After the Chinese laborers helped build and completed the transcontinental railway system, the US government instituted The Chinese Exclusion Act, which specifically prohibited Immigration of Chinese to America.  This ‘discriminatory’ stance softened slightly since US and China were allies through the WWII.  Now since the Communist regime controlled China, there were countless Chinese displaced throughout Eastern Asia; the USA opened the door slightly and established a new immigration program, permitting 2000 Communist Affected Chinese refugees to immigrate to the US each year.

Knowing fully that our chances were slim, nonetheless, we applied to come to USA under this newly instituted Refugee Program.  Dad contacted his professor/mentor at Hamma Divinity School, Wittenberg College; The Rev. Dr. Dean Flack arranged a temporary position for him to serve as an “interim pastor’ at St. Luke Lutheran Church in Springfield, Ohio.  With this employment opportunity secured, apparently we were moved towards the front of the immigration process.  By God’s Grace, miraculously, news arrived for us in the summer of 1955 that our immigration applications were indeed accepted by the  authorities.  We can come to America!!

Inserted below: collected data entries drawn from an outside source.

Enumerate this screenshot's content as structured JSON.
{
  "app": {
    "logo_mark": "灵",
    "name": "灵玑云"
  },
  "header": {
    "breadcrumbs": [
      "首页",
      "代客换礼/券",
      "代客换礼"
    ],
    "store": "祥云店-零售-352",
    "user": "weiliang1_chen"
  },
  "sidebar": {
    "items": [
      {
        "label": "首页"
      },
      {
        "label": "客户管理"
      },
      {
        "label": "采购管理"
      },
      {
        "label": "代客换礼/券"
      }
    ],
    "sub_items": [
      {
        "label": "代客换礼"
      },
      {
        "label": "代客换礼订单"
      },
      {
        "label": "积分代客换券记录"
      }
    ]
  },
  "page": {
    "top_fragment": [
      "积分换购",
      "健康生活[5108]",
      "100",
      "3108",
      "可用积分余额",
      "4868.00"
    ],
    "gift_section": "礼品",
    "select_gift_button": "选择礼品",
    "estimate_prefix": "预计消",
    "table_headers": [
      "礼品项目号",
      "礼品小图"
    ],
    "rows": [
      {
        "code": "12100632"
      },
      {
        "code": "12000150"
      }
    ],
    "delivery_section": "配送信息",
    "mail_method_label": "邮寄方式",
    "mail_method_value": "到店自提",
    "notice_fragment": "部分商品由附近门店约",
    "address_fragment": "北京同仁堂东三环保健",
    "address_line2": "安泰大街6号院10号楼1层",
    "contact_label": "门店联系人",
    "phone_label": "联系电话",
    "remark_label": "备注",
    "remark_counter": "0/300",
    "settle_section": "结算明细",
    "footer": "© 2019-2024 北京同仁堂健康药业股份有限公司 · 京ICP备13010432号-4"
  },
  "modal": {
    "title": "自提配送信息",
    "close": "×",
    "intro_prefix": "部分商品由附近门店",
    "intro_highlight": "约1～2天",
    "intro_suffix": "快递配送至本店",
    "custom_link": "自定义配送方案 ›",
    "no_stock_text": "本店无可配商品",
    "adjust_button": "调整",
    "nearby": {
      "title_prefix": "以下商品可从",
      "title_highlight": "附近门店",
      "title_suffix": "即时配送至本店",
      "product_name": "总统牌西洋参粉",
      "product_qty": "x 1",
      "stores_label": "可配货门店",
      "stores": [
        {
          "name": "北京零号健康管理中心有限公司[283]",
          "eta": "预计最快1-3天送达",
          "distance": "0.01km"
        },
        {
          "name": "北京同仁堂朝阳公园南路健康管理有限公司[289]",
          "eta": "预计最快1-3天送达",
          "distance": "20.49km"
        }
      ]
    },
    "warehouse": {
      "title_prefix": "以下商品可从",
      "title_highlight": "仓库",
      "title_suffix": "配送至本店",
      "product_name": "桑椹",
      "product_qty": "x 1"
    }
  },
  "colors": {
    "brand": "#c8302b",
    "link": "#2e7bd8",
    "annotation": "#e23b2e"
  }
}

People in US take this country too much for granted.  During that time, to the rest of  of the world, including us the Chu family, America seemed like a paradise country.  The Chinese words for USA are ‘Mei Kuo,’ literally translates as ‘Beautiful Country.’  Implied in the word “Beautiful” is EVERY thing positive that anyone can imagine and associate with that word…Beauty in all aspects and embodying all its finest qualities.  America was truly deemed “God’s Country.”

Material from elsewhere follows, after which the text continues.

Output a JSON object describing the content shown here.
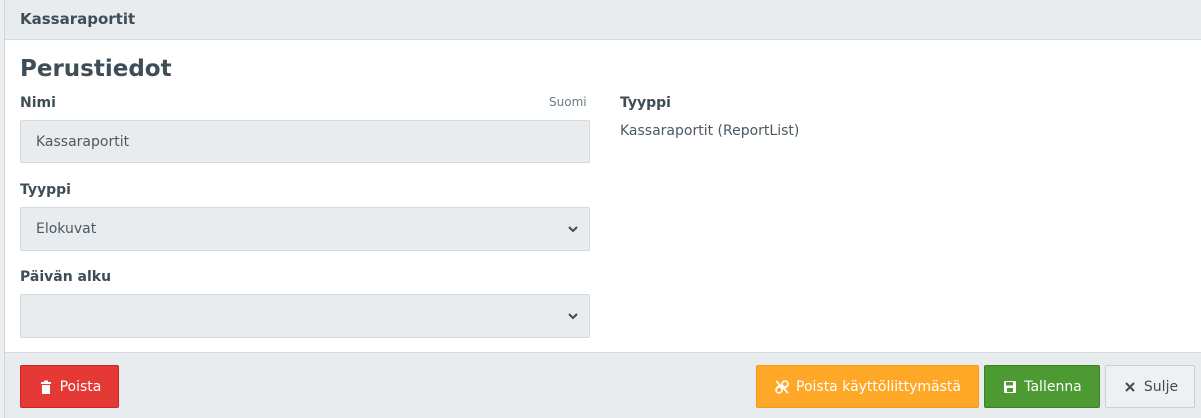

Everyone of us was excited.  We could not wait to come!  On August 1st, 1955 we left Malaya behind us and sailed to Hong Kong.  (Elizabeth was barely two months old.)  From HK, we boarded the belly cabins (third class) of the SS President Wilson and headed towards America, docked in San Francisco on August 24th, 1955.  We arrived in America with a total family net worth of $50.00 in Dad’s wallet!!

Winston to William

In the early 1950’s British Malaya and Singapore were in the process of establishing independence to become a sovereign nation named Malaysia.  The state of the country revealed a clear dichotomy.  The major economic wealth of the area was definitely dependent upon the tin mines and the rubber plantations owned mainly by the Chinese elites.  The political power, however, rested chiefly on the 7 Malay Sultan families who governed and ruled all the provinces.  One main objective of the new government was to try to reduce and distribute the economic power more widely.  Among many new rules considered, one method chosen to make it harder for Chinese was as follows.  Life-long Chinese Malays who may have lived there for generations must prove their loyalty by committing not to leave the country, except for excused limited short periods for five years. The government ruled that all Asian non-citizens (in order to continue to remain in Malaya) must apply and renew their Visas every six months.  We, the Chu family, being non-citizens without a country, therefore had to obey and comply.  The ‘white’ missionaries were exempted.  Furthermore, non-citizen Chinese students were only allowed to attend school freely up to sixth grade; after that, intentions to continue must be submitted to the authorities and evaluated on a case by case situation.  Winston and I were already finishing the sixth grade.

Dad felt that the English people must have played a major role in establishing these new rules.  He was so upset and angry that he impetuously changed Winston’s name to William as his protest gesture!  Living in British Malaya, we were eligible to apply to become British subjects, but he had no desire to pursue that option.